Methods: We used data from the Fragile Families and Child Wellbeing Study, a population-based birth cohort of children born between 1998 and 2000 across 20 large U.S. cities. Mothers and fathers were interviewed at the time of the child’s birth; we focus on two follow-up waves of data when the child was aged 1 and 3 years. The analytic sample (n=2,257) included biological fathers of children who had been in a romantic relationship with the mother. IPV perpetration – physical, sexual, psychological, and economic – by the father at year 1 and year 3 was measured by maternal report. Fathers were categorized into: never perpetrators (no IPV at either year), persisters (IPV at both years), desisters (IPV at year 1 only), and emergers (IPV at year 3 only). Fathers’ parenting at year 3 was self-reported and comprised five stimulation activities (e.g., reading books, playing games, telling stories) and use of spanking. Covariates included fathers’ parenting at year 1, child and parental socio-demographic characteristics, poverty status, paternal custody, paternal depression, paternal residential status, and couples’ relationship status and quality. Linear and logistic regression models were used to estimate the adjusted association between change in IPV perpetration from year 1 to year 3 and fathers’ stimulation and spanking at year 3, respectively.
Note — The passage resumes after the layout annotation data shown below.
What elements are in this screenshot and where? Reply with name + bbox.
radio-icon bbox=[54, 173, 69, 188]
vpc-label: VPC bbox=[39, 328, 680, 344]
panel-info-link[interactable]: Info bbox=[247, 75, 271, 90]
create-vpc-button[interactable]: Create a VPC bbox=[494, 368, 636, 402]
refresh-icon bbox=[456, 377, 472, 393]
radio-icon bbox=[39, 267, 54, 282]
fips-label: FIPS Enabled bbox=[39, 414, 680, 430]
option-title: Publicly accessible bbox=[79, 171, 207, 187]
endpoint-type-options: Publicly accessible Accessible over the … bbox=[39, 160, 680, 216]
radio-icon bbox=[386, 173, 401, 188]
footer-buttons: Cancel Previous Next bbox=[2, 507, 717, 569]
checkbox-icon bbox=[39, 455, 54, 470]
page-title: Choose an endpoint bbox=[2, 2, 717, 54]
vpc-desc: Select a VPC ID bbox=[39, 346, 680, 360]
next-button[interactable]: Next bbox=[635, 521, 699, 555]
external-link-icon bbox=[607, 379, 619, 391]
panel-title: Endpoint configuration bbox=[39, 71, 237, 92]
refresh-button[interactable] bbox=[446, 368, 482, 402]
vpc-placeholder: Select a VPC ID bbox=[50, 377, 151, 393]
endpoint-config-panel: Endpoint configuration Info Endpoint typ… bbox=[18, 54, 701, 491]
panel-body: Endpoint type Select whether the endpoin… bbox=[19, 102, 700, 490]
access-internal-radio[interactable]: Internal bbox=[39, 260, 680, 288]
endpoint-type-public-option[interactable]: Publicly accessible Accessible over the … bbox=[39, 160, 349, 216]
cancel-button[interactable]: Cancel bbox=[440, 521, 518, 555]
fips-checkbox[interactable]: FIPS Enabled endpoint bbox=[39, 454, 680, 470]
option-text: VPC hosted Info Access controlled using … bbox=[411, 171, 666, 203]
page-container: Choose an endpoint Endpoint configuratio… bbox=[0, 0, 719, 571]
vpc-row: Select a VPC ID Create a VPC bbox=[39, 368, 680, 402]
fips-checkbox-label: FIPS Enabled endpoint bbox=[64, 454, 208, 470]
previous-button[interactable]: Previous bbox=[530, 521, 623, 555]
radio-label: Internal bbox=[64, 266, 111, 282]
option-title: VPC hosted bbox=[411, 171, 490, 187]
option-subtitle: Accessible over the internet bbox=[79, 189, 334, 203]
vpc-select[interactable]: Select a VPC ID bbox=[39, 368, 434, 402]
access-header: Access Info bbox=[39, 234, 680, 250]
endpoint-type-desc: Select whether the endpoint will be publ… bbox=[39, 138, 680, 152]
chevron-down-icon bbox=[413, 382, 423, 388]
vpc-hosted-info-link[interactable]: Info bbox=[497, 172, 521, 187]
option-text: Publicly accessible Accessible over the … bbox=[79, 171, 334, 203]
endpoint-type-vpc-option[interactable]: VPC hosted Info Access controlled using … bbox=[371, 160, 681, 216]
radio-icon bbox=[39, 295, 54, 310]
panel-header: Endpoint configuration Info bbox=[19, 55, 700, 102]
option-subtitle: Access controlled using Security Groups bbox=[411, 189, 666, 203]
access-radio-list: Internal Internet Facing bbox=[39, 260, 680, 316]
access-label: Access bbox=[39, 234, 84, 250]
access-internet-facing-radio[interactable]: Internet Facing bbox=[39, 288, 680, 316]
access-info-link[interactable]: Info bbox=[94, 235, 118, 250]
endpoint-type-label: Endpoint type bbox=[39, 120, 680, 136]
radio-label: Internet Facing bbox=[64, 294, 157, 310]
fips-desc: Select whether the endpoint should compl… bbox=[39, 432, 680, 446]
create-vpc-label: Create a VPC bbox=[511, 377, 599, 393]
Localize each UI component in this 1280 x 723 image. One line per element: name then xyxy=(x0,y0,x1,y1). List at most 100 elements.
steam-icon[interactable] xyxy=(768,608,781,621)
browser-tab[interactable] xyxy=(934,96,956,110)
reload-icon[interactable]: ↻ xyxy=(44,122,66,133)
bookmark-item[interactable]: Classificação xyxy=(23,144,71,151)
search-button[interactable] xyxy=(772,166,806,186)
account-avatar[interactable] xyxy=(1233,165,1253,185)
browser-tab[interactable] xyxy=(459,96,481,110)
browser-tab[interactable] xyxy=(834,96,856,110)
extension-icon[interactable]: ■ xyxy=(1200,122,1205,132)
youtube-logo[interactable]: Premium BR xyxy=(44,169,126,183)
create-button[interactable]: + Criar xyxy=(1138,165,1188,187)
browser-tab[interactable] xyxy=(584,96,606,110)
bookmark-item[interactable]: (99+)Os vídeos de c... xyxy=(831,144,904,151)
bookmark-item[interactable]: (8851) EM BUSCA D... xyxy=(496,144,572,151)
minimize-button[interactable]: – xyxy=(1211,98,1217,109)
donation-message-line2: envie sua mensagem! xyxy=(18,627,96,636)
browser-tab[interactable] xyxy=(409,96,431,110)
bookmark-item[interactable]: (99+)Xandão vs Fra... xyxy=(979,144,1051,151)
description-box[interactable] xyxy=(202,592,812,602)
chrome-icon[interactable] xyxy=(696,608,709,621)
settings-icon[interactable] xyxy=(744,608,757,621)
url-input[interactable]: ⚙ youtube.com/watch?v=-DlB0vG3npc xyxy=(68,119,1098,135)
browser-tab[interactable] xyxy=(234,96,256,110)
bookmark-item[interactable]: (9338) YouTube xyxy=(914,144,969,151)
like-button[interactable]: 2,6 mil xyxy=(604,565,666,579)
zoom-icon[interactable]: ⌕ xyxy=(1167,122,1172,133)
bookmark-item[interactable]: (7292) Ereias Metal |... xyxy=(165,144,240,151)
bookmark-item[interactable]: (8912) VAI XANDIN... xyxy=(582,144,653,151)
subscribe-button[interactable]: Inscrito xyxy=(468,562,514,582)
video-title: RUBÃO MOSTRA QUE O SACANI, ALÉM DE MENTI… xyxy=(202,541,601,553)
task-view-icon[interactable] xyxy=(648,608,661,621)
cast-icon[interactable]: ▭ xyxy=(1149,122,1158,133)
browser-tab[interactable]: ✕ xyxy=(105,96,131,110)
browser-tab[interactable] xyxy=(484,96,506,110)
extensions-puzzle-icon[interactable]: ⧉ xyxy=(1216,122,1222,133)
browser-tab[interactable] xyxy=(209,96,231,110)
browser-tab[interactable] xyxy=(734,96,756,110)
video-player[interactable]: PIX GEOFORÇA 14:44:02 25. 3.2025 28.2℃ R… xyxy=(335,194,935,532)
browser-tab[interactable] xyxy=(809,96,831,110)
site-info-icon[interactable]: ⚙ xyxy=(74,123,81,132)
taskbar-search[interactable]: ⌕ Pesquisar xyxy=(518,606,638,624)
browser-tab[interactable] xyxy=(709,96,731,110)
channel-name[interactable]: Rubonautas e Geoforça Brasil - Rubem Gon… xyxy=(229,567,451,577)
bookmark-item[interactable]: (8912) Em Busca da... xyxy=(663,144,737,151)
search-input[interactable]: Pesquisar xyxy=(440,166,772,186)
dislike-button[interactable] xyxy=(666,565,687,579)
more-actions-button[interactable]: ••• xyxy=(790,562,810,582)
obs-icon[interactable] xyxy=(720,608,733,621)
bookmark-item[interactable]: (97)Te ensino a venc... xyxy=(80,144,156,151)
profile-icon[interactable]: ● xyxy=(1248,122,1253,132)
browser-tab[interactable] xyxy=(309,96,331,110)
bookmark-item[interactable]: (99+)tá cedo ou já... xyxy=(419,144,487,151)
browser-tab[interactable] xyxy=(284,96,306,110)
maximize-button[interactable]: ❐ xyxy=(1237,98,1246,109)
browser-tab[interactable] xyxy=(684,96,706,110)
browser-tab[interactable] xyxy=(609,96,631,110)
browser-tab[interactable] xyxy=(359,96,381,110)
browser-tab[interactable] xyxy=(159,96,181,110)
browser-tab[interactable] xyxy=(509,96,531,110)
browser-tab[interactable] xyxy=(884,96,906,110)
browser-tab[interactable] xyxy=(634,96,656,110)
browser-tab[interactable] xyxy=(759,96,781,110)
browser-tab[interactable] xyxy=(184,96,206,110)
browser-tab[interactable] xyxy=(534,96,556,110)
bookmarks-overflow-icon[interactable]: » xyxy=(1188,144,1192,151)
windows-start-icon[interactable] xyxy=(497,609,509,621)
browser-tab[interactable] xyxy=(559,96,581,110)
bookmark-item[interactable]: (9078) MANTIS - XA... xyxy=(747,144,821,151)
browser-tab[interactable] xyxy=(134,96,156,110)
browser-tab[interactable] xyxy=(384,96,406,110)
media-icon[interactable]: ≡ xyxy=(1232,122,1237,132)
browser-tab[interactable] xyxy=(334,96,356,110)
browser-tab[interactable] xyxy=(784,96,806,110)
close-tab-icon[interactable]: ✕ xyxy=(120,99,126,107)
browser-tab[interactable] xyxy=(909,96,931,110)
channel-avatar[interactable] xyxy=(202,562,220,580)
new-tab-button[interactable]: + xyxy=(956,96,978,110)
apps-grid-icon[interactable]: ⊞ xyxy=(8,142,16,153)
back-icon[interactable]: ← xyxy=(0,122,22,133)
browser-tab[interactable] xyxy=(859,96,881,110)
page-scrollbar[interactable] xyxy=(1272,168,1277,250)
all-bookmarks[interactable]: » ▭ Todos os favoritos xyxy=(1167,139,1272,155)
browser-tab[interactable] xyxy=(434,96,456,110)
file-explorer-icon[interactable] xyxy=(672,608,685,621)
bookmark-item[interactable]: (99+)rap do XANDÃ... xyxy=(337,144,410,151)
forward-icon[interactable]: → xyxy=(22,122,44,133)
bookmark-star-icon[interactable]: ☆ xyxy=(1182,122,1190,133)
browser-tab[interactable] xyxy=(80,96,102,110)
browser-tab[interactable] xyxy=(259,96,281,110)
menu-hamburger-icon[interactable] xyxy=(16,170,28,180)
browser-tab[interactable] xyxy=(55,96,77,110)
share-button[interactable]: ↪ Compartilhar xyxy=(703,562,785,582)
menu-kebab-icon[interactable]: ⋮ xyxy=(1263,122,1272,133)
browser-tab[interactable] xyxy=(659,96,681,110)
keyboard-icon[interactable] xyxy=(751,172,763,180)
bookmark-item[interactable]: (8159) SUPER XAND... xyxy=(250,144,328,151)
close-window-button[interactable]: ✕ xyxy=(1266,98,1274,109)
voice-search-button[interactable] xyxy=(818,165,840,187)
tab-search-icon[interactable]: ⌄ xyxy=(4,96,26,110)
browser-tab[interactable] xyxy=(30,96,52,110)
Results: Based on data at year 1 and year 3, 32.8% of fathers never perpetrated IPV, 35.8% were persisters, 14.4% were desisters, and 16.9% were emergers. Compared to fathers who never perpetrated IPV, persisters engaged in 1.4 fewer stimulation activities (95% CI: -2.4, -0.5, p = .002) and emergers engaged in 2.2 fewer activities (95% CI: -3.3, -1.2; p < .001). Compared to fathers who never perpetrated IPV, emergers were 25.6% more likely to spank their child (95% CI: 0.9%, 44.1%, p = .04).
Conclusions: Findings suggest that fathers’ use of IPV is related to their parenting behaviors during early childhood. Parenting programs may be beneficial for partner-abusive men to prevent the consequences of violence for young children.